Nunca faltei. Neste ano, um dia antes de viajar, fui mordida por um cachorro. Mesmo assim eu disse: se Deus quiser estarei lá! Aqui estou.”

Marialva Resende Rodrigues de Souza, 47 anos, moradora de Catas Altas da Noruega, professora e organizadora de romaria há 28

 

 

 

A sagrada beleza do patrimônio imaterial
Sérgio Rodrigo Reis *


O Brasil tem sido pródigo em exemplos da fé popular. Em busca de aproximações com o sagrado, milhares de pessoas saem em peregrinações pelo país, em manifestações religiosas repletas de simbolismos, singularidades e de rara beleza. Mais do que eventos efêmeros, esse conjunto de celebrações e práticas leva os fiéis em direção ao nosso patrimônio imaterial, simbolizado pelas representações, expressões, conhecimentos e habilidades surgidas ao redor das crenças populares.

Associado a comunidades, grupos e, em alguns casos, a indivíduos, esse patrimônio, transmitido de geração em geração, vem sendo recriado em função de seu ambiente, de sua integração com a natureza e de sua história, com um sentido de identidade e continuidade. O patrimônio imaterial se manifesta em tradições e expressões orais, incluindo o idioma como seu veículo de transmissão nas práticas sociais e nos rituais, nos conhecimentos e práticas relacionadas com a natureza e com as artes. A facilidade para se conectar a saberes, ofícios e crenças possibilita a produção de ricas e singulares expressões da fé.

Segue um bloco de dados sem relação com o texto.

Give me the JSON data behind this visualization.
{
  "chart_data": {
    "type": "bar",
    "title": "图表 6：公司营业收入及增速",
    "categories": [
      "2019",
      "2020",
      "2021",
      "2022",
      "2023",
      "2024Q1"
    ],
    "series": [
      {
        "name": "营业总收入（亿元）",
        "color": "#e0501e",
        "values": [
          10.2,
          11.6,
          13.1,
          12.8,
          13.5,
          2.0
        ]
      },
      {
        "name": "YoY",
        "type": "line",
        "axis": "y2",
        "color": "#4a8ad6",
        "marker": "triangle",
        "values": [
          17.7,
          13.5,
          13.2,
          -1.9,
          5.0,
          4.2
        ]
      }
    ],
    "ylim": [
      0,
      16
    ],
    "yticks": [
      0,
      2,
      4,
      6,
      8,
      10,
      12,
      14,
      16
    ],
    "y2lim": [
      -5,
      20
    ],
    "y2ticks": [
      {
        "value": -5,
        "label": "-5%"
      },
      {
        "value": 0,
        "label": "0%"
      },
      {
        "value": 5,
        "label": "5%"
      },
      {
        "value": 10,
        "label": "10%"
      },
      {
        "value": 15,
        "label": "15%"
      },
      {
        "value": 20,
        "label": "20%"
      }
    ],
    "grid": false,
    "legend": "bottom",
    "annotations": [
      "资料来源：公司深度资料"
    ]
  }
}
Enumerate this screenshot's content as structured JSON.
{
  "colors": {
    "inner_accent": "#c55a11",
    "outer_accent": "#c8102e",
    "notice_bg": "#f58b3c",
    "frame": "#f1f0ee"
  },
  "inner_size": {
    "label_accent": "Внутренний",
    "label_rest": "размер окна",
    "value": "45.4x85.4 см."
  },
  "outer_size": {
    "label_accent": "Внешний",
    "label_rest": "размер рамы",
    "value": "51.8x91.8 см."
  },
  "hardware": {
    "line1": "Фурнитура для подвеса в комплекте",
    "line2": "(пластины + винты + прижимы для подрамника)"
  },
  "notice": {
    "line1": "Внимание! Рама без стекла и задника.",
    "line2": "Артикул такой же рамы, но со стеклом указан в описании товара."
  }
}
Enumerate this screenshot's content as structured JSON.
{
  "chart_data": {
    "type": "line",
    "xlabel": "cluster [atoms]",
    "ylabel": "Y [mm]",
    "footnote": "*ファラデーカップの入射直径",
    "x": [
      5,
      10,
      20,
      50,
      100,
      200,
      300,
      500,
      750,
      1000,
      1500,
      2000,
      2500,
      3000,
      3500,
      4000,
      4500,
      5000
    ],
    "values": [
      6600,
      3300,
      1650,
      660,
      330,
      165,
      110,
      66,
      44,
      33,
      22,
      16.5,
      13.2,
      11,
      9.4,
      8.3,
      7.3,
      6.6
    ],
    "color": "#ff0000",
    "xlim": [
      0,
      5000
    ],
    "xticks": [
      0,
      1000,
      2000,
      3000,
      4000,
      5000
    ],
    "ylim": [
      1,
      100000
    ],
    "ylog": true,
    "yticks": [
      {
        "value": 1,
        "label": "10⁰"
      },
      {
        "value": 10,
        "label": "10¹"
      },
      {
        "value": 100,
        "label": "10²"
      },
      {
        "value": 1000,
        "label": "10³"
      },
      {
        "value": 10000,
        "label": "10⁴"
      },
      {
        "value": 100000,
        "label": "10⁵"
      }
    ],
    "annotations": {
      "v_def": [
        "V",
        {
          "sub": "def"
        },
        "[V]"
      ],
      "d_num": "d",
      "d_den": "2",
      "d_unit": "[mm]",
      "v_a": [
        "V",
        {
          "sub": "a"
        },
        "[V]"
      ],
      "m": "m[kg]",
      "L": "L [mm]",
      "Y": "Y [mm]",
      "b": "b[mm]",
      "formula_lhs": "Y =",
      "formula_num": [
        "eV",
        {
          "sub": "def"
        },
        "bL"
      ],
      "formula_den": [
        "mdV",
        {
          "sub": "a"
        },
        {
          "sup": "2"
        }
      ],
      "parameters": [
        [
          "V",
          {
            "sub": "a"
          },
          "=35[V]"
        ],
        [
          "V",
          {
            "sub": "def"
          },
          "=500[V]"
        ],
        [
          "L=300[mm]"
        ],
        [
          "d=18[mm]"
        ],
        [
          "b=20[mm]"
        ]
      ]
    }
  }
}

O Círio de Nazaré, em Belém do Pará, é um exemplo. Considerada uma das maiores procissões religiosas do mundo, atrai, anualmente, no segundo domingo de outubro, milhões de romeiros em homenagens a Nossa Senhora de Nazaré. Por causa da dimensão, a manifestação foi inscrita pela Unesco, em 2013, na Lista de Patrimônio Cultural Imaterial da Humanidade. Trata-se da única manifestação da fé popular brasileira com tamanha deferência.

Mas há outras também cercadas de peculiaridades.

Da segunda metade do século 18 até hoje, Congonhas foi transformada em centro de peregrinação e depositária de sucessivas consagrações de milagres. De 7 a 14 de setembro, anualmente, por lá circulam em torno de 150 mil fiéis, em uma romaria de fé ao Senhor Bom Jesus de Matosinhos. Promessa e milagre – voto e ex-voto – a transformam em testemunha da reciprocidade de dons trocados entre o humano e o divino, no plano da organização religiosa. Seja por meio da ação corporal ou da oferta material, o fiel agradece à graça alcançada à entidade sobrenatural, que lhe valeu em momento de aflição e extrema crise, constituindo-se em um dos mais belos exemplos do patrimônio imaterial de nosso povo.